“Mao, A História Desconhecida” | Jung Chang e Jon Halliday
Era uma vez um homem muito Mao
Pela mão da Quetzal chega-nos “Mao, a História Desconhecida”, de Jung Chang (n. 1952), a celebrada autora de “Cisnes Selvagens”. Publicado originalmente em 2005, “Mao” é um imenso tour de force de 850 páginas sobre a figura de Mao Tsé-tung, líder da revolução comunista chinesa e fundador da República Popular da China.
Escrito a meias com o marido, o historiador irlandês Jon Halliday, “Mao” é o resultado de mais de uma década de pesquisa (sintetizada nas mais de cem páginas dedicadas ao vasto elenco de entrevistados, fontes consultadas e referências bibliográficas) que cobre toda a vida de Mao Tsé-tung, desde o seu nascimento numa humilde família camponesa do interior da China até à sua morte como líder de uma nação com mil milhões de habitantes, passando por eventos historicamente significativos como a Longa Marcha ou a Revolução Cultural.
“Mao” procura estilhaçar a imagem benevolente de que Mao Tsé-tung ainda goza em alguns círculos ocidentais, procurando elevá-lo à primeira divisão da tirania, juntamente com Hitler e Estaline, responsabilizando-o por 70 milhões de mortes em tempo de paz e pelo longo inventário de traições e intrigas políticas, suspeitas e delações, purgas e execuções que caracterizou o comunismo chinês. O problema é que o faz focando quase exclusivamente os defeitos de carácter de Mao (invariavelmente provenientes de fontes orais inverificáveis), relegando para segundo plano o rigor da descrição histórica. Assim, temos Mao o egoísta (“conseguir comer à sua vontade e ler até ficar plenamente satisfeito era a ideia que fazia de uma boa vida”, pág. 49), o desmazelado (“era desleixado e parecia nunca mudar de roupa”, pág. 36), o oportunista (“tornara-se comunista, não após uma viagem idealista ou impulsionado por uma crença apaixonada, mas estando no sítio certo na altura certa”, pág. 40), o promíscuo (“os sentimentos de Mao não tinham comparação com os de Kai-hui e ele continuava a encontrar-se com outras namoradas”, pág. 44) ou o sádico (“descobriu em si próprio um gosto pela arruaça sedenta de sangue”, pág. 62), para citar apenas alguns exemplos.
Este retrato unidimensional de Mao parece provir sobretudo do ressentimento (a autora é ela própria filha de quadros do PC chinês caídos em desgraça em purgas internas, tendo sido forçada a emigrar), que sendo compreensível não é o melhor conselheiro da narrativa histórica. É assim que Mao surge quase como um vilão de banda desenhada, perdendo-se o rasto ao contexto histórico e não se chegando a compreender o apelo ideológico que o maoísmo chegou a ter.

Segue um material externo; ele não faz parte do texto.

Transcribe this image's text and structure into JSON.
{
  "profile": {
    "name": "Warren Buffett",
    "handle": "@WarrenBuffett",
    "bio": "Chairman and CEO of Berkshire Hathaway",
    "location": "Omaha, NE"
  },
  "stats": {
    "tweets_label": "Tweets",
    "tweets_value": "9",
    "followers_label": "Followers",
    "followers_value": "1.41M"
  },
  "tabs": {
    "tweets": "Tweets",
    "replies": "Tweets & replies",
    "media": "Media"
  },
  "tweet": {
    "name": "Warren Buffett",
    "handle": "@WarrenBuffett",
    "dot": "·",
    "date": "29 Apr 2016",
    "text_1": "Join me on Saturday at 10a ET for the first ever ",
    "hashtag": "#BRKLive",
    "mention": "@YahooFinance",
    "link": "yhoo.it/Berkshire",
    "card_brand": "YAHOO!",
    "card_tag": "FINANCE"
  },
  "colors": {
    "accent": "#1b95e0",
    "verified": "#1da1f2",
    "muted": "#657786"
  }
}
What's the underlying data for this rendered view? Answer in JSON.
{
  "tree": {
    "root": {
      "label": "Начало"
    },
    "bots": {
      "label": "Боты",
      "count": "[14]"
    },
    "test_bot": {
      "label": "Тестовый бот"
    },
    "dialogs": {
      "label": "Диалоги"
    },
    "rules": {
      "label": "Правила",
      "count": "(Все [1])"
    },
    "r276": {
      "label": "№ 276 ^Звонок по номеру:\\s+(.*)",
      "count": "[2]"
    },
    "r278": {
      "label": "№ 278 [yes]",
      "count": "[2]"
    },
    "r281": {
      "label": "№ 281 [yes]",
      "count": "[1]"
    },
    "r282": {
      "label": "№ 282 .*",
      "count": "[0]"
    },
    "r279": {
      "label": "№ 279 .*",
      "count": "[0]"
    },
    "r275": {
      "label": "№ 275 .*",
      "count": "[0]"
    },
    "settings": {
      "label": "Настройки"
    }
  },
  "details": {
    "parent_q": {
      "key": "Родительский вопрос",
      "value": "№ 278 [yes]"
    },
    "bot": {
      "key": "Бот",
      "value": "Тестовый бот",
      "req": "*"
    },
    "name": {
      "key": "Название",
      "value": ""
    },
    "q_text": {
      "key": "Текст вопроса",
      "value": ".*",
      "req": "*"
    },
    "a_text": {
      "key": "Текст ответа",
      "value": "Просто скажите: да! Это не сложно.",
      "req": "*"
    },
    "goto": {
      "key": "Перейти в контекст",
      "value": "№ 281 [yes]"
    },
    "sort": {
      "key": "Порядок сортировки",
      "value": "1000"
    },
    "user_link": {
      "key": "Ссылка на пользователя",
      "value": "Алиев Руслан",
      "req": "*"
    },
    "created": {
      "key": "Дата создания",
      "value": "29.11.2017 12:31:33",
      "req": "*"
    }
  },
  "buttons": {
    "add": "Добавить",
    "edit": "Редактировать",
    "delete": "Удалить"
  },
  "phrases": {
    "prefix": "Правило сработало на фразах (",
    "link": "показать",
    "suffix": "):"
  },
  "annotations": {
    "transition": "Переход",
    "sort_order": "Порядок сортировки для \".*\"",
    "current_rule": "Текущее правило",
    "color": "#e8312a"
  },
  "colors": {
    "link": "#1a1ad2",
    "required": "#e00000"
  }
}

Como entretenimento funciona razoavelmente, mas os leitores interessados em conhecer realmente a figura controversa e multifacetada de Mao, e sobretudo mais exigentes com o rigor historiográfico, devem procurar noutro lado. Atribua-se contudo uma nota positiva à edição, enriquecida pela inclusão de fotografias de arquivo.